Or catsup, if you wanna play that way
On a Saturday or Sunday morning, the bloody mary calls to almost everyone. For people who might be a bit up under it, it is a spicy spiked umami bomb specifically designed to be at least part of the cure for what ails one. For people who did not have a rough night, and might have awakened fresh as a daisy, it is a punchy way to really kick off your weekend.
The bloody mary has, in recent years, become an Instagram star, due to many restaurants deciding to pile an entire Old Country Buffet on the top, precariously balancing brunch for four on the rim of a giant Ball jar. But at its inception, it was a basic combination of tomato juice and vodka, spiced with the “secret blend” of the host and garnished simply with a spear of celery and maybe a wedge of lemon.
While everyone has their personal recipe, and these can contain everything from pickle juice to barbecue spice rub, there are many flavors that seem to pop up again and again in published recipes. Worcestershire sauce, lemon, celery salt, hot sauce and horseradish are all very common additions to this cocktail, and all for good reason. You want a great bloody mary to be umami forward, almost meaty, and many use V8 vegetable juice instead of just straight tomato to help this cause.
You want it spicy, both in the front of the palate where it opens the sinuses, and then back of the throat heat which lingers a bit and enhances appetite, hence the combo of horseradish and hot sauce. It needs acid for brightness. Hello, lemon! All of these, often in combination with many other flavors, make for a cocktail that pretty much punches you in the mouth with flavor. It keeps you on your toes. Which is why you rarely see them at the evening cocktail hour, their flavors just scream day-drinking.
So, of course, it is the single most popular brunch cocktail out there, regardless of whether there is a slider and a bacon maple doughnut lingering on top. Whether your at-home host has set up a massive bloody bar on the sideboard for self-serve or the local diner is shaking up some Mrs. T’s mix with bottom shelf vodka, the brunch bloody is here to stay.
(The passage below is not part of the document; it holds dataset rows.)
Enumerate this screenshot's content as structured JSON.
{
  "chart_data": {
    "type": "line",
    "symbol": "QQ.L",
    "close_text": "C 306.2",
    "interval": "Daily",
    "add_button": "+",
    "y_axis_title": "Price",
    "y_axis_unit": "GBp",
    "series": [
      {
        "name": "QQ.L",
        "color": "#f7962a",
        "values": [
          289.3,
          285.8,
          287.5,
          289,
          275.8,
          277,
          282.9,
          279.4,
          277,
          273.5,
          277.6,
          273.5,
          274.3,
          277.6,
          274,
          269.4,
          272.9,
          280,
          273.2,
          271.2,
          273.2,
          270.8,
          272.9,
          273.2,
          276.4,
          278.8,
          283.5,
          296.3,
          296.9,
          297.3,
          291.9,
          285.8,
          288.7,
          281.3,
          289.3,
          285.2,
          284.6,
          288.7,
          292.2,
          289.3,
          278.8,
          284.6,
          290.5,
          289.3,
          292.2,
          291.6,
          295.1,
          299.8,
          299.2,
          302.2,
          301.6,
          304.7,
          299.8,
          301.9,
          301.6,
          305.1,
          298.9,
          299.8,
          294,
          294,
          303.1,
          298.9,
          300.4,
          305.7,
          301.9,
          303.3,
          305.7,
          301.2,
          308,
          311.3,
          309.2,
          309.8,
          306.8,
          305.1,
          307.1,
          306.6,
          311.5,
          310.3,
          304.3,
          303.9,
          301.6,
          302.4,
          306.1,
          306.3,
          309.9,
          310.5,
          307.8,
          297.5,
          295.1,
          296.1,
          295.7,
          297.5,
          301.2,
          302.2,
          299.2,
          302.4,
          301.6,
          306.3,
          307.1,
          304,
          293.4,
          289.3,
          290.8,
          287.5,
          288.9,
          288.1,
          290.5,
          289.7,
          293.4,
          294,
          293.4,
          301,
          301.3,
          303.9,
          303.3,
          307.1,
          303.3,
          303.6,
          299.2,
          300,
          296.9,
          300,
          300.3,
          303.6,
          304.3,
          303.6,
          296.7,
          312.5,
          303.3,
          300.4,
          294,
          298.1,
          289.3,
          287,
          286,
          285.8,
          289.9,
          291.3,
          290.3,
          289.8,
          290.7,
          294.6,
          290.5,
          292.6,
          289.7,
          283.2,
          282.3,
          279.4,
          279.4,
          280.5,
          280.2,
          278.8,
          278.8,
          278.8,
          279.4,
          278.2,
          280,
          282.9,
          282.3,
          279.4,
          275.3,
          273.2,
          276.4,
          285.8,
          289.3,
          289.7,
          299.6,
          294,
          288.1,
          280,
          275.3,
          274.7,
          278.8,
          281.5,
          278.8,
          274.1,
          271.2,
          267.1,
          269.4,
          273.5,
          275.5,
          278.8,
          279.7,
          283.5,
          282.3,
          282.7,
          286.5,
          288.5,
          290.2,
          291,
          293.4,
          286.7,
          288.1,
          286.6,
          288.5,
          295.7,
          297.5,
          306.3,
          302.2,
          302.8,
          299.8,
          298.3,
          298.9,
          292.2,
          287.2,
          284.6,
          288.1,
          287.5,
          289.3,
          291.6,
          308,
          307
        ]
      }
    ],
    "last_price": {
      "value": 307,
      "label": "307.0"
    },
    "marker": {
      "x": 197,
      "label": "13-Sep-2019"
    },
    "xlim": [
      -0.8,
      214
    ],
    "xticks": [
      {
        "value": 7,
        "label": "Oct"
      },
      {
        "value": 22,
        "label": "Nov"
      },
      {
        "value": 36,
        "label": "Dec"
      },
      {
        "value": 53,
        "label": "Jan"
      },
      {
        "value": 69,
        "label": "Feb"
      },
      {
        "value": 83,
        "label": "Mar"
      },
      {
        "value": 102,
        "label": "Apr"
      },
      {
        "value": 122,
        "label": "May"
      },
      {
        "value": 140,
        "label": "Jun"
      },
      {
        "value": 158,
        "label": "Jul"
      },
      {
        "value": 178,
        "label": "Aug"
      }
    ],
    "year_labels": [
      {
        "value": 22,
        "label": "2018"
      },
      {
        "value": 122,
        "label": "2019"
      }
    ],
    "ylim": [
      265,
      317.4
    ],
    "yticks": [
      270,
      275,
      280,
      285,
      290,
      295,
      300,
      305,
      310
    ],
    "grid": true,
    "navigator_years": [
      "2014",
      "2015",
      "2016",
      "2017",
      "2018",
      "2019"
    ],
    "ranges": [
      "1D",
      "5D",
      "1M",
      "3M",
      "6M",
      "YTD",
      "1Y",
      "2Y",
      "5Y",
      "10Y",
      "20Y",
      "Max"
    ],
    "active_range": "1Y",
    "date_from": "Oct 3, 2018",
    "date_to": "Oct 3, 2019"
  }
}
Which made me wonder, what if one loves those flavor combinations, but you aren’t so much a bloody mary drinker? And by one, I mean me, because I am neither a fan of tomato/vegetable juice nor vodka, so I’m much more likely to negroni or bourbon sour with my brunching. But I do love ketchup. And there are times, brunch included, when I feel like ketchup could use a bit of oomphing up.
Hence bloody mary ketchup. I pretty much stole my husband’s secret bloody mary recipe and converted it into the perfect foil for hashed browns, fries and tots. It will make your burgers sing, and your onion rings dance, and if you are a fan of a chicken tender, they are inclined in that direction as well. Mix it into some mayo and you have a “special sauce” that everyone will love, and slide a dollop into some sour cream and you have a dip worthy of your baby carrots and broccoli florets. Smear a thick layer on your next meatloaf before baking for a glaze that is at once familiar and totally new.
It won’t cure a hangover, but it won’t cause one either. And whichever kind of morning you are having, bloody mary ketchup will improve it dramatically.
Bloody Mary Ketchup
Makes 1½ cups
This recipe, like bloody marys themselves, is what we like at our house, use it as a guide to create a version that best fits your personal flavor needs. Want it spicier or more lemony less horseradishy? It’s all up to you. But this is a good place to start.
1 12-ounce. bottle chili sauce, I use Heinz
1 teaspoon Worcestershire sauce
1 teaspoon prepared grated white horseradish (or fresh if you have it on hand)
¾ teaspoon celery seed
1½ teaspoons lemon zest
1 teaspoon hot sauce (I like Frank’s, but use what you have)
1 teaspoon beef bouillon paste (or one beef bouillon cube mashed into paste in one teaspoon of water)
1 tablespoon tomato paste
½ teaspoon of freshly ground black pepper
Mix all of the ingredients in a small bowl with a whisk until well combined. Taste for seasoning, and if needed, add more of any of the seasoning ingredients to your personal taste.